AI researchers have "physics envy" -- they wish for very general formal principles that can be taken as theory of thinking. "AI-ers user Occam's Razor too much!" The brain has myriad architectures. Biology is messy, brains use many different procedures and representations. If you want to understand a cognitive phenomenon, you should make at least 3 theories because it's likely the brain does each of those things in several ways. Look for multiple theories rather than elegant, complex ones. You have to think of the mind as a big jigsaw puzzle, and you can maybe cover each part with an elegant mathematical theory, but you still have to link them together.

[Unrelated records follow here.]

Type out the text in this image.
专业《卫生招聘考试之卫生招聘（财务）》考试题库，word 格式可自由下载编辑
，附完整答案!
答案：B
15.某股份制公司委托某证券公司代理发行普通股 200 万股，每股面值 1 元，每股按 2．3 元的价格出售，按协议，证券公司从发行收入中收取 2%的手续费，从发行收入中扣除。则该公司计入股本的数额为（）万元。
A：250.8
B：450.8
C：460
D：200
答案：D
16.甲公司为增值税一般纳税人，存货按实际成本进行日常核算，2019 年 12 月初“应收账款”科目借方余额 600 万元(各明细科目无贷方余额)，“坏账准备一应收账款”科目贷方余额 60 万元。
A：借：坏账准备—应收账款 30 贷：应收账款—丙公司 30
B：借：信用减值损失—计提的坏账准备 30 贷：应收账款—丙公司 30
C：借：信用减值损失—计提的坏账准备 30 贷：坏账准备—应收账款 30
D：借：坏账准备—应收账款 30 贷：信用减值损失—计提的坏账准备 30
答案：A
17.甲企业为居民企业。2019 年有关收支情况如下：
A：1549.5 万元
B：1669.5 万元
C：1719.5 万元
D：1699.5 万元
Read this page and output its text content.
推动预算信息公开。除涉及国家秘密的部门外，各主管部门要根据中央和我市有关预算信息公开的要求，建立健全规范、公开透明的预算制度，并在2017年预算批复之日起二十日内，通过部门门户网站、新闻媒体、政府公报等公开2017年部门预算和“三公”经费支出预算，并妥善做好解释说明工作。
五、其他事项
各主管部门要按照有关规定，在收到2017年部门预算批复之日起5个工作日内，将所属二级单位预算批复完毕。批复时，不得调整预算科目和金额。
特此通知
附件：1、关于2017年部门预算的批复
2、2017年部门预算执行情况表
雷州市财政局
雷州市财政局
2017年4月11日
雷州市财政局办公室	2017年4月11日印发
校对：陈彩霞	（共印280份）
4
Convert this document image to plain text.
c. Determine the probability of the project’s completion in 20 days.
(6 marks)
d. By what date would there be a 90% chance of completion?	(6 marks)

We have different ways to think about different problems (and that's what makes us so smart): Analogy, Planning, Simplify, Reformulate, Simulate to Anticipate, Contradition. (See his new book, The Emotion Machine.) We need to formulate a machine that has reflective systems.
In conclusion, there are too many specialists, and we need more self-criticism about which methods are good for what problems.

Thanks for sharing, I found this interesting and intelligent.